Prime Minister Jun’ichiro Koizumi made a statement about the bill to elevate the JDA to ministerial status at noon on 13 February: “We’re cooperating in the LDP and the Komeito and want to keep an eye on the situation. It’s not a discussion to have in haste or in a panic.” He indicated that he is not adamant about submitting the bill during this Diet session. He was responding to a question from the press corp at the Prime Minister’s residence. Chief Cabinet Secretary Shinzo Abe also related at a morning press conference that “we want to continue to examine, as the government, how the collaboration between the ruling parties should be organized.”
Defense certainly warrants a body at the highest level of government operations, but I can see the point that the last thing Japan needs is yet another ministry that engages in bid-rigging and revolving-door shenanigans.

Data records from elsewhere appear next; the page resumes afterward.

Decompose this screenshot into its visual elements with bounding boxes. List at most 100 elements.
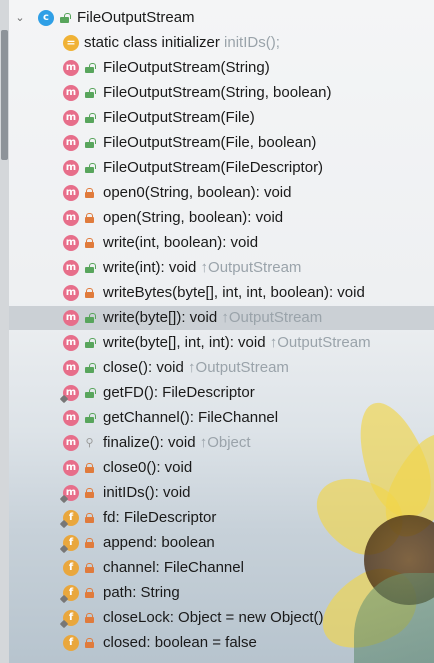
member-signature: write(int, boolean): void [103, 234, 259, 251]
member-signature: open(String, boolean): void [103, 209, 284, 226]
field-icon: f [63, 635, 79, 651]
method-icon: m [63, 210, 79, 226]
tree-node-initializer[interactable]: = static class initializer initIDs(); [9, 31, 434, 55]
method-icon: m [63, 135, 79, 151]
method-icon: m [63, 60, 79, 76]
private-lock-icon [84, 488, 95, 499]
field-icon: f [59, 585, 79, 604]
tree-node-method[interactable]: m write(int): void ↑OutputStream [9, 256, 434, 280]
tree-node-field[interactable]: f closeLock: Object = new Object() [9, 606, 434, 630]
field-icon: f [59, 535, 79, 554]
tree-node-label: write(byte[]): void ↑OutputStream [103, 309, 322, 327]
tree-node-method[interactable]: m open0(String, boolean): void [9, 181, 434, 205]
member-signature: closed: boolean = false [103, 634, 257, 651]
member-signature: FileOutputStream(String, boolean) [103, 84, 332, 101]
pin-icon [59, 494, 69, 504]
tree-node-method[interactable]: m write(byte[]): void ↑OutputStream [9, 306, 434, 330]
tree-node-label: channel: FileChannel [103, 559, 244, 577]
tree-node-method[interactable]: m FileOutputStream(String, boolean) [9, 81, 434, 105]
member-signature: write(byte[]): void [103, 309, 218, 326]
private-lock-icon [84, 238, 95, 249]
member-signature: path: String [103, 584, 180, 601]
member-signature: FileOutputStream(FileDescriptor) [103, 159, 324, 176]
tree-node-label: FileOutputStream(FileDescriptor) [103, 159, 323, 177]
chevron-down-icon[interactable]: ⌄ [13, 11, 27, 25]
member-signature: FileOutputStream(File) [103, 109, 255, 126]
method-icon: m [63, 360, 79, 376]
member-signature: closeLock: Object = new Object() [103, 609, 324, 626]
tree-node-method[interactable]: m close(): void ↑OutputStream [9, 356, 434, 380]
tree-node-label: open0(String, boolean): void [103, 184, 291, 202]
inherited-from-label: ↑OutputStream [196, 259, 302, 276]
pin-icon [59, 394, 69, 404]
method-icon: m [63, 460, 79, 476]
tree-node-method[interactable]: m write(int, boolean): void [9, 231, 434, 255]
private-lock-icon [84, 563, 95, 574]
public-lock-icon [59, 13, 70, 24]
pin-icon [59, 619, 69, 629]
tree-node-label: initIDs(): void [103, 484, 191, 502]
tree-node-label: write(int): void ↑OutputStream [103, 259, 301, 277]
public-lock-icon [84, 63, 95, 74]
public-lock-icon [84, 113, 95, 124]
tree-node-label: getChannel(): FileChannel [103, 409, 278, 427]
member-signature: FileOutputStream [77, 9, 195, 26]
tree-node-method[interactable]: m getFD(): FileDescriptor [9, 381, 434, 405]
member-signature: append: boolean [103, 534, 215, 551]
method-icon: m [63, 335, 79, 351]
tree-node-method[interactable]: m initIDs(): void [9, 481, 434, 505]
member-signature: close0(): void [103, 459, 193, 476]
public-lock-icon [84, 138, 95, 149]
tree-node-field[interactable]: f channel: FileChannel [9, 556, 434, 580]
method-icon: m [63, 110, 79, 126]
tree-node-method[interactable]: m open(String, boolean): void [9, 206, 434, 230]
field-icon: f [59, 510, 79, 529]
tree-node-field[interactable]: f closed: boolean = false [9, 631, 434, 655]
member-signature: finalize(): void [103, 434, 196, 451]
public-lock-icon [84, 363, 95, 374]
tree-node-class[interactable]: ⌄ c FileOutputStream [9, 6, 434, 30]
private-lock-icon [84, 538, 95, 549]
tree-node-field[interactable]: f append: boolean [9, 531, 434, 555]
public-lock-icon [84, 263, 95, 274]
tree-node-method[interactable]: m FileOutputStream(FileDescriptor) [9, 156, 434, 180]
private-lock-icon [84, 638, 95, 649]
class-icon: c [38, 10, 54, 26]
method-icon: m [63, 260, 79, 276]
field-icon: f [59, 610, 79, 629]
tree-node-method[interactable]: m writeBytes(byte[], int, int, boolean): … [9, 281, 434, 305]
tree-node-field[interactable]: f path: String [9, 581, 434, 605]
left-tool-strip [0, 0, 9, 663]
member-signature: static class initializer [84, 34, 220, 51]
tree-node-method[interactable]: m write(byte[], int, int): void ↑OutputSt… [9, 331, 434, 355]
method-icon: m [59, 485, 79, 504]
tree-node-label: write(int, boolean): void [103, 234, 258, 252]
tree-node-label: FileOutputStream [77, 9, 195, 27]
inherited-from-label: ↑OutputStream [217, 309, 323, 326]
tree-node-label: close(): void ↑OutputStream [103, 359, 289, 377]
structure-tool-tab[interactable] [1, 30, 8, 160]
member-signature: getFD(): FileDescriptor [103, 384, 255, 401]
tree-node-method[interactable]: m FileOutputStream(String) [9, 56, 434, 80]
method-icon: m [63, 160, 79, 176]
member-signature: fd: FileDescriptor [103, 509, 217, 526]
method-icon: m [59, 385, 79, 404]
method-icon: m [63, 235, 79, 251]
method-icon: m [63, 435, 79, 451]
method-icon: m [63, 285, 79, 301]
method-icon: m [63, 410, 79, 426]
tree-node-method[interactable]: m close0(): void [9, 456, 434, 480]
tree-node-label: closeLock: Object = new Object() [103, 609, 324, 627]
tree-node-method[interactable]: m FileOutputStream(File, boolean) [9, 131, 434, 155]
tree-node-label: FileOutputStream(File) [103, 109, 255, 127]
initializer-body: initIDs(); [219, 34, 280, 51]
tree-node-method[interactable]: m FileOutputStream(File) [9, 106, 434, 130]
member-signature: FileOutputStream(File, boolean) [103, 134, 317, 151]
tree-node-method[interactable]: m ⚲ finalize(): void ↑Object [9, 431, 434, 455]
tree-node-method[interactable]: m getChannel(): FileChannel [9, 406, 434, 430]
pin-icon [59, 544, 69, 554]
tree-node-field[interactable]: f fd: FileDescriptor [9, 506, 434, 530]
tree-node-label: closed: boolean = false [103, 634, 257, 652]
tree-node-label: open(String, boolean): void [103, 209, 283, 227]
public-lock-icon [84, 313, 95, 324]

The last thing Japan needs now is to promote national defense to the ministerial level. Japan needs to sort out its own constitutional conundrums first, and part of me thinks that the reason the Japan Defense Agency didn’t get promoted this time was for that very reason–because they would have to answer to all of the pacifist, constitutional strict-constructionalists if they placed a higher priority on defense. Personally, I think Japan would be well-served by a Self-Defense Force that operated in substance and name more as an army, but either way, the Diet (and the Japanese people as a whole) need to come to some sort of consensus on what kind of nation they want to enter the 21st century with and stick by it.
Yes, but they also need to bear China, the DPRK, and the whole WOT in mind. Not to say that there aren’t problems to work out–only that you may not be able to get a tidy consensus on everything before the window of time in which moving will be most effective has passed.
Out of curiosity: What would be the legal difference between a defense ministry and agency? Isn’t the head of the agency already Cabinet-level?
Most agencies are sub-organizations to federal ministries. The JDA isn’t, so it falls directly under the jurisdiction of the Prime Minister, and there’s no Minister of Defense. It was set up that way to limit the autonomy of the military administration after World War II. You can read more at Global Security:
That description, referring as it does to MITI rather than METI, is obviously a few years old, but nothing has changed about the JDA. Well, there’s been a move to redesignate the Self-Defense Force the Self-Defense Army.